I don't know about other writers, but I always need something to jump-start my thoughts.
This jump-start came in an e-mail from a well respected newcomer to High Point: "I just finished reading your article about the core city. It provides perspective for those of us who did not grow up here in High Point. I suppose the same could be said about many cities in America. Thanks for being that voice of the unheard."
Every day, people who drive through the core city condemn and blame folk in the core city for the blight and despair they see. But they don't have the whole, correct history of the core city.
Based on my reading through 1953, I am convinced that most people outside the core city pretended it didn't exist. This created problems that were compounded and never solved.
I will share some things I found in the local newspaper that should open your eyes.
April 1953: "A study in adult delinquency and the conditions that bring it about, can be seen just five short blocks from High Point's Main Street -- at 530 E. High Street." Negro Police Officers Leake and Steele said the people living there had lost initiative to do the right thing and any hope of finding something better.
Listen to a description of this 30-room building with six bathrooms, "The rooms are arranged along six halls, three upstairs, and three downstairs &ellipses; 10 rooms to a section. The inside of the building is in terrible condition. The walls are grimy. Stairways are torn down. There are holes everywhere, through which rats keep up a continual scurrying traffic."
The 530 building was referred to as the end of a downward road for many Negro citizens.
Leake and Steele talked to a woman who told them about the three-room flat where she lived. The 10-member family -- man, wife and eight children -- had to share a bathroom with the occupants of three other rooms on that floor.
On that same page of the paper, the headline "Problem of Water Service Extensions Last Big Issue Facing Present Council" jumps out and smacks me in the face. Black citizens were being forced to live in slumlike conditions, and our city fathers were worried about water, which was in abundance.
The conditions at 530 E. High didn't happen overnight, so I can only assume our city government fostered such treatment of its black citizens or just pretended that it didn't exist.
Both the beginning and ending of 530 E. High Street are tragic and good examples of conditions that breed delinquency.
I ran across another report in our local paper -- seven months after the first -- referring to High Point's slum belt. It may make you sick to your stomach.

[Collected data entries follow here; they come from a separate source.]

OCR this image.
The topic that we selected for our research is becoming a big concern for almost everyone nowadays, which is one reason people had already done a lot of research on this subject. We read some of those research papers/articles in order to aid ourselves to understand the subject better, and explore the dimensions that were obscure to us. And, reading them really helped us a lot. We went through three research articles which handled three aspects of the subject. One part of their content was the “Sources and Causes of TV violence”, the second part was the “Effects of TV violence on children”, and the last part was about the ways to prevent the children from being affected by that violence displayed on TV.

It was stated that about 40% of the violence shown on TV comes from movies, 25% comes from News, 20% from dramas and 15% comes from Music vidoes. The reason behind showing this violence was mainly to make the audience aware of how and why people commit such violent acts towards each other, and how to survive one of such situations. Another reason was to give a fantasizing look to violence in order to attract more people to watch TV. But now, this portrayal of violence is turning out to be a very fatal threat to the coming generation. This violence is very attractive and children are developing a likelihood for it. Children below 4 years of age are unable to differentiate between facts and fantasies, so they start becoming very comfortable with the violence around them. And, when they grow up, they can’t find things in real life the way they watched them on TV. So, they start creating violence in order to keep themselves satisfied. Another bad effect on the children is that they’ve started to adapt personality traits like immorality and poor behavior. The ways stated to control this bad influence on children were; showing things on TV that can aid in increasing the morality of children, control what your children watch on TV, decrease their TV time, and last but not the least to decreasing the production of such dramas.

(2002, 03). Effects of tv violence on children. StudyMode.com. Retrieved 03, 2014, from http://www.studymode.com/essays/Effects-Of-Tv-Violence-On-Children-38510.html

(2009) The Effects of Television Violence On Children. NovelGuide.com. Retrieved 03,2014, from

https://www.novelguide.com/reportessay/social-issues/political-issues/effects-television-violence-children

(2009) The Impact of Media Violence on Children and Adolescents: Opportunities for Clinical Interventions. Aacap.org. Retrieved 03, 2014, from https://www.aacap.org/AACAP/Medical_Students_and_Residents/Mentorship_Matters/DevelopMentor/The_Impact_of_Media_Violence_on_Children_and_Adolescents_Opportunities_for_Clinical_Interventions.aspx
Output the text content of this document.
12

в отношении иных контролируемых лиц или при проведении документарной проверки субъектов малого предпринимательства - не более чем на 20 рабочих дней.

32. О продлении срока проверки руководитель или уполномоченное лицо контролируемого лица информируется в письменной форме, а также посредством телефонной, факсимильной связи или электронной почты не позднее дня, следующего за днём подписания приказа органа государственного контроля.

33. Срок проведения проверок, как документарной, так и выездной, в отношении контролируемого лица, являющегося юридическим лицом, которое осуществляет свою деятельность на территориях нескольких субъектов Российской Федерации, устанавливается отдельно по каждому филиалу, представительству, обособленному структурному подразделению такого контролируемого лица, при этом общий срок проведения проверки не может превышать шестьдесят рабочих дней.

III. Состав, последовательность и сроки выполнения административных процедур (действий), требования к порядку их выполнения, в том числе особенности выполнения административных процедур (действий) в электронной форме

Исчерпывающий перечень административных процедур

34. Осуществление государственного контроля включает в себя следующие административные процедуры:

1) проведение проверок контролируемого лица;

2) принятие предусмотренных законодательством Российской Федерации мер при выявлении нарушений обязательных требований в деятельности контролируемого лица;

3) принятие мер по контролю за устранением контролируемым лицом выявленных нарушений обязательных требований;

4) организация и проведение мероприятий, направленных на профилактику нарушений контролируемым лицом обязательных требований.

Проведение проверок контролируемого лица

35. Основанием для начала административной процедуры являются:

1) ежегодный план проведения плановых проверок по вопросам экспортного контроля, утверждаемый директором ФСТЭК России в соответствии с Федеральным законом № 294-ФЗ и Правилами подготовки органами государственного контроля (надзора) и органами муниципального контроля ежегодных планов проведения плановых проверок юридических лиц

November 1953: "Houses Without Electricity, Water, Found Within Six Blocks of City Hall" by reporter Forrest Cates.
"Within six blocks of the center of High Point, there are hundreds of people who still light their homes with kerosene lamps and share outside privies with as many as 50 neighbors," Cates wrote. "Across town from swank residential developments, High Point citizens are still bathing in wash tubs and hauling water to their homes from water taps outside because they have no indoor facilities."
Cates describes the homes as shanties built years ago for rent to Negroes and neglected by owners, satisfied to collect modest rents with "no upkeep outlay." This sums up what I've been preaching about the number of rental units versus private homes in the core city. Those landlords committed despicable acts and must have had no moral barometer.
No street address was given to identify the exact location of this slum area, but the author speaks of an interview with an elderly woman who lived in a house in the area with five family members. Her house is described as a ramshackle shack with three rooms, if you count the 4 by 4 cubicle called a kitchen. She had walls of splintered weatherboard with light showing through missing chunks; tacked up newspaper and wallpaper scraps to keep the wind and rain from blowing through the house; broken window panes replaced with cardboard; no sink or faucet in the kitchen; and stinking, stagnant water under the house.
Family members bathed in wash tubs and cooking pans, slept and ate in two rooms and hauled their water from an outside faucet shared with 50 other people.
Their toilet was an 8 by 8 foot hut 100 feet from the house in the middle of a garbage field.
As I typed this description, I found myself getting teary eyed. How could anyone treat another human being this way in what is supposed to be a Christian nation?
The city building inspector used the acute shortage of Negro housing and the number of families that would be put on the street if homes were condemned as an excuse.
"At least, as it is, they have a roof over their heads," he said. And "It has to be pretty bad before I can get by with condemning it."
How much worse can a house get? Did anyone ever consider erecting decent rental units or providing mortgage money for the construction of private homes in the Negro community as a possible solution?
Excuses like the inspector's, who was representing our city government, let us know racism trumped human decency in 1953.
The inspector could have forced owners to supply indoor water and sewer, but seldom was this done in the case of old construction, Cates wrote.
Where were the voices of reason and compassion when those with a different color skin were being treated like this?
William James wrote, "Human beings, by changing the inner attitudes of their minds, can change the outer aspects of their lives."
If my columns on the early core city have opened your eyes as to the outside forces that pulled it down, use your change in attitude to help make it a better place to live today. That way we all benefit.